BAMAKO, MALI - Two helicopters collided in midair and killed 13 French soldiers fighting Islamic extremists in Mali, France said Tuesday, in its biggest loss since its mission in West Africa's Sahel region began in 2013.

The deaths draw new attention to a worrying front in the global fight against extremism. Attackers linked to the Islamic State or al-Qaida this month alone have killed scores of local troops in the region and ambushed a convoy carrying employees of a Canadian mining company, leaving at least 37 dead.
French President Emmanuel Macron expressed "deep sadness" after the Monday evening crash. "These 13 heroes had only one goal: protecting us," he tweeted.

The French military said both helicopters were flying very low when they collided and crashed in Mali's Liptako region. No one on board survived.

The helicopters were supporting French commandos on the ground who were pursuing a group of extremists. French defense minister Florence Parly said an investigation has been opened into the accident.

France's operation in West and Central Africa is its largest overseas military mission and involves 4,500 personnel. France intervened in 2013 after extremists seized control of major towns in northern Mali and implemented a harsh version of Islamic law. They were forced back into the desert, where they have regrouped and moved south into more populated areas.

Since 2013, at least 44 French soldiers have died.

A new surge in extremist attacks in Mali has killed well over 100 local troops in the past two months, with IS often claiming responsibility. The extremists loot military posts and profit from mining operations while finding refuge in forested border areas.

Before his death this year, IS leader Abu Bakr al-Baghdadi congratulated "brothers" in Mali and neighboring Burkina Faso for pledging allegiance.

Public outrage in Mali over the latest attacks also has been directed in recent weeks against France, the country's former colonizer.

Mali's Liptako region near the border with Niger and its Gourma region near the Burkina Faso border have become strategic crossings for extremist groups as they are largely unguarded, the International Institute for Strategic Studies wrote last month.

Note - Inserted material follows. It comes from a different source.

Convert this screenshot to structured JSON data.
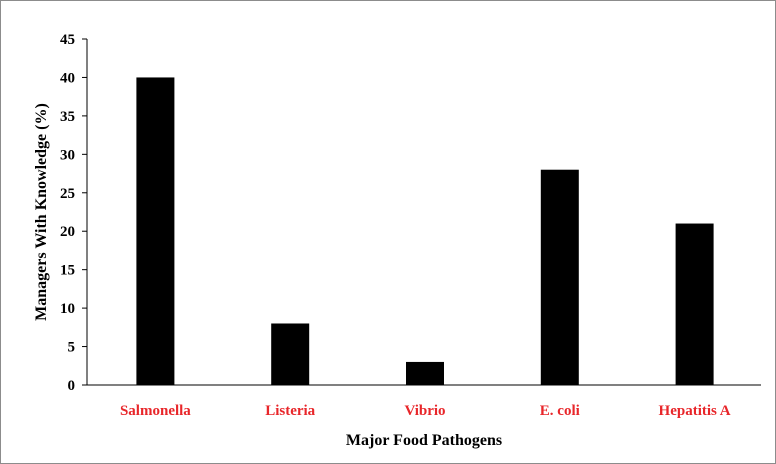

France's operation became involved in the Liptako area in 2017 and this year it built a new base in Gossi in the Gourma region, IISS said.
"Despite increased French presence in this zone, military gains remain limited. Both sides barely ever engage in direct confrontation. Militants use guerrilla tactics, rely heavily on improvised explosive devices and hide within the civilian population before and after launching attacks," it added.

France's Barkhane military operation is one of multiple efforts against the growing extremist threat in the Sahel including a five-nation regional counterterror force that struggles to secure international funding and a U.N. peacekeeping mission in Mali.